Developing includes creating a favorable atmosphere for the personal growth of the leader and the development of his subordinates. At this level, the leader must be primarily an example and role model for junior officers who aspire to leadership positions. Achieving involves making the necessary adjustments to the unit’s work to complete the tasks and missions successfully. The leader’s task is to ensure the collective work of all his subordinates to achieve their goals.

Leadership Attributes

The attributes of an Army leader can be divided into character traits inherent in leaders and intelligence. Since the leader in the Army is a role model for junior officers, he should serve as an example of moral and ethical qualities. The main character traits inherent in the Army leader are “Army values, empathy, discipline, and humility” (United States of America Department of Army 2-1). In addition, Roberts notes that moral and physical courage are essential characteristics of a leader.

Appearance is another important attribute of a leader. For example, an Army leader must be in good physical shape and be able to perform the physical tasks that he orders his subordinates to perform. In addition, the leader’s appearance should radiate confidence, calmness, and resilience (United States of America Department of Army 3-1). In addition, the leader must have the expertise, sufficient knowledge, and critical thinking skills. Moreover, essential components of the intellectual attributes of an Army leader are the ability to think flexibly and a sense of tact in communicating with subordinates and other leaders.

Levels of Leadership

Leadership in the Army consists of three levels of management. The first level is direct management, which implies control over the execution of tasks. This type of leadership is possible only when subordinates constantly see their leader, for example, in “squads, sections, platoons, departments, companies, batteries, and troops” (United States of America Department of Army 1-13). At this level, the leader also fulfills the role of coach, advisor, and mentor to his subordinates. In addition, direct leadership implies the timely identification and resolution of emerging problems. This leadership level’s ultimate goal is to help subordinates develop into good leaders.

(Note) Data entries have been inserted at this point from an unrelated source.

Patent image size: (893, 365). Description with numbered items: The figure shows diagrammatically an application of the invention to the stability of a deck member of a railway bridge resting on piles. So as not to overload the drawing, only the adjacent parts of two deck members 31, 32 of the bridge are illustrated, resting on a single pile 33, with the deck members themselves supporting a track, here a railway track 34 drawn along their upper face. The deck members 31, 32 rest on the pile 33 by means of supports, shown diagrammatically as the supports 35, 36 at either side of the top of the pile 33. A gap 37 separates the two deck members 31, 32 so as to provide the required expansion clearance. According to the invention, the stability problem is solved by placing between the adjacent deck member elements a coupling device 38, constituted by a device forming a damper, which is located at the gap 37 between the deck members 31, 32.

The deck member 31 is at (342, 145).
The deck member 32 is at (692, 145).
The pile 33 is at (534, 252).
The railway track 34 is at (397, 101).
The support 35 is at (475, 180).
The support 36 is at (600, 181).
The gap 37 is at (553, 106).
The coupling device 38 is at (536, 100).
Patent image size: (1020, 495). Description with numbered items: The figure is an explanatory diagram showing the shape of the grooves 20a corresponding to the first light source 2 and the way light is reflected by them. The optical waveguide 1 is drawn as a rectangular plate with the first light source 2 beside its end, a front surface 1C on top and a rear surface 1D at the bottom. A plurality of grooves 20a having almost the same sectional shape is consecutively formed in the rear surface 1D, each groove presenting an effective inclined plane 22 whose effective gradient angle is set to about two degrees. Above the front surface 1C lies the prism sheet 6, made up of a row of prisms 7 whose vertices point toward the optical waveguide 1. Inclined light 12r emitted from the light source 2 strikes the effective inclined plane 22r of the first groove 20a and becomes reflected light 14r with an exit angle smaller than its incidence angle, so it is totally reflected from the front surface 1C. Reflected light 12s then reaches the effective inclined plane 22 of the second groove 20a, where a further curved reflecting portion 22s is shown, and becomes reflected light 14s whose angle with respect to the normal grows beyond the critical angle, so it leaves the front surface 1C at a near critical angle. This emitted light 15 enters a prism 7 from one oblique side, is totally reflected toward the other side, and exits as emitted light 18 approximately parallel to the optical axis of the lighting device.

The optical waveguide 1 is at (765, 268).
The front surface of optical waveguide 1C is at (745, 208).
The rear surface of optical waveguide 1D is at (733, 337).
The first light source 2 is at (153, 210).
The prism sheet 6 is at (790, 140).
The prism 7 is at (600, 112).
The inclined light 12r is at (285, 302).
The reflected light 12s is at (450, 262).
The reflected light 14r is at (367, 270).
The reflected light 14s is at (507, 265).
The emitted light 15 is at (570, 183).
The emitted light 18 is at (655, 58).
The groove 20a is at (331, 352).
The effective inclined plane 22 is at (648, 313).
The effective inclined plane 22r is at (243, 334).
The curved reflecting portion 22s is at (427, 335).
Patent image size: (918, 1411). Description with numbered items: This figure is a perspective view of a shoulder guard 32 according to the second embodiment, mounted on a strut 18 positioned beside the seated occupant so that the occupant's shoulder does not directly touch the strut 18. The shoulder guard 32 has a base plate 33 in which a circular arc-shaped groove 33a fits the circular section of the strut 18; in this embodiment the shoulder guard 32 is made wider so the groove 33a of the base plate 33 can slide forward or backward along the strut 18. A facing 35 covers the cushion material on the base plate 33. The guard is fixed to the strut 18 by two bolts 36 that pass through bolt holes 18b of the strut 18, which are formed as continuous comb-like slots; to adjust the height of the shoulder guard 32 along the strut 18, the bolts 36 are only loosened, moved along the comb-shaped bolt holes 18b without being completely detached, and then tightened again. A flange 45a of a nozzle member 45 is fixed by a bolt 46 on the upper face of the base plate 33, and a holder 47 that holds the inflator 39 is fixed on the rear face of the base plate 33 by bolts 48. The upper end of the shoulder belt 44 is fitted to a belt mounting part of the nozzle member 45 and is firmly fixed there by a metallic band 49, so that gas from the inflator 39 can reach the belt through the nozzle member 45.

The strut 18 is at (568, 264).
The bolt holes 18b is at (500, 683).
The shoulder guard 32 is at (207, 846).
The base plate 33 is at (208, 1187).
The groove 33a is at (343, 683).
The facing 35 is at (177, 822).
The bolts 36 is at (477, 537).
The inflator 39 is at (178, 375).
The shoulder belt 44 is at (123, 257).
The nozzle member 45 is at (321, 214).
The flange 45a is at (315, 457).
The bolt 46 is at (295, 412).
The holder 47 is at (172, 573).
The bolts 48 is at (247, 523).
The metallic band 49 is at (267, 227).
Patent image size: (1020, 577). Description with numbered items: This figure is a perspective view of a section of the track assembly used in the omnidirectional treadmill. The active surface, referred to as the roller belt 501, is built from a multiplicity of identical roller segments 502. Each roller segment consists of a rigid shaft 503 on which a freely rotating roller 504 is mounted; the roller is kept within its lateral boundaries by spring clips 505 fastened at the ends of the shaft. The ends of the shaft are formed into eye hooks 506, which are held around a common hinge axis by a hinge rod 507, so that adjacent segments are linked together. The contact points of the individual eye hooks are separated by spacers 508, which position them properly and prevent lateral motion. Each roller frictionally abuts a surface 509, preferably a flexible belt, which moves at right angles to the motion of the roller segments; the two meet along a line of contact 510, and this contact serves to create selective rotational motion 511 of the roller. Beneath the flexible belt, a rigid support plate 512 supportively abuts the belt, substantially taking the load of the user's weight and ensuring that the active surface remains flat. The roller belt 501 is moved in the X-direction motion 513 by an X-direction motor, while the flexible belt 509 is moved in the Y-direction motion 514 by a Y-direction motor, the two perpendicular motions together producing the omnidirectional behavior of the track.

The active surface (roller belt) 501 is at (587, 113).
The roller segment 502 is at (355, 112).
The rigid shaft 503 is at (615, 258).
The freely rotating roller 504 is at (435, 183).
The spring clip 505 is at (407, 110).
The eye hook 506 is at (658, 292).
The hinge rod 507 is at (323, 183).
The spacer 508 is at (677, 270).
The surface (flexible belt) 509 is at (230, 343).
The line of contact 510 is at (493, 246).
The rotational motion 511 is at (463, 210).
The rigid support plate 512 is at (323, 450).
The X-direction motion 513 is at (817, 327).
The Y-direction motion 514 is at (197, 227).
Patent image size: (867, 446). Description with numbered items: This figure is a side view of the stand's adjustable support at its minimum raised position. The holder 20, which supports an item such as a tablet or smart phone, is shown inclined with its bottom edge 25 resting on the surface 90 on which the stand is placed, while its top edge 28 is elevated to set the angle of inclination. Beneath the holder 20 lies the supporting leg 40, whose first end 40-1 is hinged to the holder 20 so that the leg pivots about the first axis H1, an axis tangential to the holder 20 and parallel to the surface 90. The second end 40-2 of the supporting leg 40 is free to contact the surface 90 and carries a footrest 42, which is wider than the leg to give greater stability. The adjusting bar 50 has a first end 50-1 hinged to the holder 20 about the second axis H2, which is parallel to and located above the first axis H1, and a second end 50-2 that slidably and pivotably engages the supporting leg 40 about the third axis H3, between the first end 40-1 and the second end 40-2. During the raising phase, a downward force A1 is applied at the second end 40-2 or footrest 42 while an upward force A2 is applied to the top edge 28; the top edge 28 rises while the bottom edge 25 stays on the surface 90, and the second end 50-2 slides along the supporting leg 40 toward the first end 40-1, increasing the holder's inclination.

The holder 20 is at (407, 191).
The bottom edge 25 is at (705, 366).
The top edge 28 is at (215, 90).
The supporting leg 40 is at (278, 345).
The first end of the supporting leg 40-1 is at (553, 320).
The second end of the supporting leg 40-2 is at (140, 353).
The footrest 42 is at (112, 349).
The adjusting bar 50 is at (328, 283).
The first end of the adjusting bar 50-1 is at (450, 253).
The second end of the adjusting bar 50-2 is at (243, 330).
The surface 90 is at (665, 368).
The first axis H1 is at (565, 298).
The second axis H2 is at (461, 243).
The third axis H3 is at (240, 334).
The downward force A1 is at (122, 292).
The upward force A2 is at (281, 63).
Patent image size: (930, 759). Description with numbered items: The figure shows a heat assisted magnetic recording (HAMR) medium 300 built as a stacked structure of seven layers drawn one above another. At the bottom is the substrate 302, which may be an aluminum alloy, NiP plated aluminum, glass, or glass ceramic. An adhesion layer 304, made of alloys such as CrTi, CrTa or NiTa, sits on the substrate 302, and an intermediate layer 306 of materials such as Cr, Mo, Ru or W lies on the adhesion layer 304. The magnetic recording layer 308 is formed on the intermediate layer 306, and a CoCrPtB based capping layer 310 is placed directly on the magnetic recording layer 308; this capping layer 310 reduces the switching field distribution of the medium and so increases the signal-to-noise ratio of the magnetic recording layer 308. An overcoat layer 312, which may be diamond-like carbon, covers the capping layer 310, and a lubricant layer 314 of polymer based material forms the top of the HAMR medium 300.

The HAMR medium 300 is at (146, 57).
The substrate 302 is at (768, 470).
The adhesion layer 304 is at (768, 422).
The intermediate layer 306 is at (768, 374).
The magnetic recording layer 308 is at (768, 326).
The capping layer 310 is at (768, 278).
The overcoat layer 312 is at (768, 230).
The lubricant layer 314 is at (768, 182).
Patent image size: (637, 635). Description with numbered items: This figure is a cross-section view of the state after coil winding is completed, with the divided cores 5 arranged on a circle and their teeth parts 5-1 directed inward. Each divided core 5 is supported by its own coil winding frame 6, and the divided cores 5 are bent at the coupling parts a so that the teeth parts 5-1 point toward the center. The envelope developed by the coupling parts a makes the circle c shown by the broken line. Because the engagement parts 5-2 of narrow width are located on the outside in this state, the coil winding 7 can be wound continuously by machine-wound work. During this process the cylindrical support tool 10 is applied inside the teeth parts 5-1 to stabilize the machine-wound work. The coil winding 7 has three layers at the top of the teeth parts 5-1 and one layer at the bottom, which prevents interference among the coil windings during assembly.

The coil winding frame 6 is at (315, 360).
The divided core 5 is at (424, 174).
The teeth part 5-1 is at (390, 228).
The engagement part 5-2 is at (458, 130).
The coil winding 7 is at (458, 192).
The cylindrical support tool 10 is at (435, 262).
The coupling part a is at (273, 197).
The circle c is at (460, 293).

The second leadership level in the Army is organizational leadership, in which leaders manage other leaders under their command. This level of governance does not require constant supervision from organizational leaders since “subordinate units and organizations do not depend on daily guidance from their higher-level leaders to be successful” (United States of America Department of Army 1-14). However, leadership at this level is more complex than direct management, as it requires more resources, competence, and leadership expertise. In addition, the organizational leader also requires the ability to think comprehensively and on a large scale. This leadership level’s primary purpose is to ensure coordination and synchronization of all divisions and departments.

Finally, strategic leadership involves managing a large number of organizational units. Although they do not directly interact with every officer in an army, strategic leaders can significantly influence the entire Army. It is the most challenging level of Army leadership, as it requires military knowledge and expertise and broad civil and political awareness (United States of America Department of Army 1-14). Strategic leaders create the vision and mission of the Army and shape the Army culture.


Thus, Army leadership is one of the most structured types, providing specific standards that a leader must meet. At the same time, the Army leader must have an extensive list of competencies, knowledge, and personal qualities to be an example for junior officers and ensure the quality performance of their leadership duties. In addition, understanding the fundamentals of Army leadership is essential for every US military member, as one of the critical tasks of the Army is to create successful leaders.

Works Cited

Roberts, Ron. “12 principles of modern military leadership: Part 1.” U.S. Army, 2018.

United States of America Department of Army. “ADP 6-22. Army leadership and the profession.” 2019.